By: WENDY GUERRA
Throughout my teen years, I knew that the government of my country could not stand to see the streets full of young people. That’s why my generation was forced to spend the three pre-university years in difficult “scholarships” to live-in schools in the countryside.
Provincial capitals did not even have the choice of studying the three years at home. If we wanted to study professional careers, we had to accept the scholarships.
Did anyone ask our parents?
Did anyone ask if that was good for a society so deeply fragmented and lashed by shortages and emigration?
It wasn’t enough that we had grandparents or uncles in Miami, mothers and fathers abroad on “internationalist missions” and brothers in the armed forces?
Collecting youths in live-in schools far from their homes and their families, forcing us to live through misfortunes and overcrowding, was a perfect means of control that society is paying for dearly today.
You send a teenager to a school in the countryside and they send back someone different, especially during the economic depression that Cuba calls its Special Period, when home passes took up to 15 days and parents lost the authority and control over their children. Families had to be very strong to avoid losing the emotional or ethical links to their youngest members. For the students, surviving those schools required a sharp change in their manners and customs: You followed the majority and fought the daily fight, or you fell by the wayside. Eating, bathing, studying and sleeping became collective activities. That’s how we grew up. That’s how we became men and women – an absolute herd.
A can of marmalade was for everyone. A new mattress made the rounds of the students. Soap was loaned and medicines were shared. Sanitary napkins were solid gold. Toothpaste, boyfriends and final exams were, for us, common property.
How many teenagers committed suicide each year in those schools?
It’s been two long decades, and the children of those students are the youths who walk the streets today. Most have no steady boyfriends or girlfriends because they’re focused on the sea. They spend their days looking for a scheme for leaving the country. Relationships are fleeting and occasional, without commitment, because that’s how they grew up, far from family attachments and responsibilities.
Their preferences in music and art are based on our collective formation, which is without question their most significant inheritance.
They are our children – the majority of them, because there are always exceptions. An escapist generation, forged by indifference and reggaeton, that does not know and is not interested in knowing the country’s founders and heroes and is not interested in joining any efforts to improve society. Why? Because they learned from us, from our experience, that in this country everything has already been decided and that we are not destined to be the ones who will decide anything at all.
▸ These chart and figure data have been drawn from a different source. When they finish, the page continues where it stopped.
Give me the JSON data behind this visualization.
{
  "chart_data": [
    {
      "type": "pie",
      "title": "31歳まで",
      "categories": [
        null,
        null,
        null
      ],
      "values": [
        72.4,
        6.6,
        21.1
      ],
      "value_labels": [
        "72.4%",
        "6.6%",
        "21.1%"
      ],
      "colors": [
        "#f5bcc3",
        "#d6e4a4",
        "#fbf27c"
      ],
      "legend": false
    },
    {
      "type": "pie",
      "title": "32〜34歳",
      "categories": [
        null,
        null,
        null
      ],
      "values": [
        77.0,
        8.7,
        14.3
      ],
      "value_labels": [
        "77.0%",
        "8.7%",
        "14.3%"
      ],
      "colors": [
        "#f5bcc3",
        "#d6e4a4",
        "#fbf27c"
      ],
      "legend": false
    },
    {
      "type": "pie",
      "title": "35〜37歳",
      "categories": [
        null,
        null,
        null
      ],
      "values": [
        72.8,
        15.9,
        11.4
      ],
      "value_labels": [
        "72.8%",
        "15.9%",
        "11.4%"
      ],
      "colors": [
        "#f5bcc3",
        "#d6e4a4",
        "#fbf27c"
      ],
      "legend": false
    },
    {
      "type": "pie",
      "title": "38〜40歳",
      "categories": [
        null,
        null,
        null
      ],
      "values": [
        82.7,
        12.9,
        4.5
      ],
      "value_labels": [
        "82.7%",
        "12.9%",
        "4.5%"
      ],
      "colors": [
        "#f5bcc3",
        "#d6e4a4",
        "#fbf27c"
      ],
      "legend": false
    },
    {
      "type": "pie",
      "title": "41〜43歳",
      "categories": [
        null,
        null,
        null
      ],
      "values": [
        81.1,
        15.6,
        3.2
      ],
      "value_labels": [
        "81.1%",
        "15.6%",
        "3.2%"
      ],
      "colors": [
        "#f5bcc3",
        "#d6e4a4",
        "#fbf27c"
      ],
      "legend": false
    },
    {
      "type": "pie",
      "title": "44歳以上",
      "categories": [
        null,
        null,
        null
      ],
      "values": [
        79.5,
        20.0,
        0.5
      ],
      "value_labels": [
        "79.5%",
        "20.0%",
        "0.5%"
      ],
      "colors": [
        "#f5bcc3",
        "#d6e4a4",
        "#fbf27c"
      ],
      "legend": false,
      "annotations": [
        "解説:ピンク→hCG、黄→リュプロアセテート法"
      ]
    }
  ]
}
They want to leave so they can decide how and where their children will study. To influence and decide the main issues of a family, so they don’t have to wait for someone abroad to send them money to feed and clothe the family. To stop waiting for the photos that allow them to live the lives of relatives abroad in virtual reality.
Cuban youths no longer want to think that everything is illegal or offensive – from using the Internet to update your professional information to buying potatoes on the black market.
They don’t want to be extras in the movie. They need to play lead roles in their lives, and they know perfectly well that in Cuba, they will always play only supporting roles.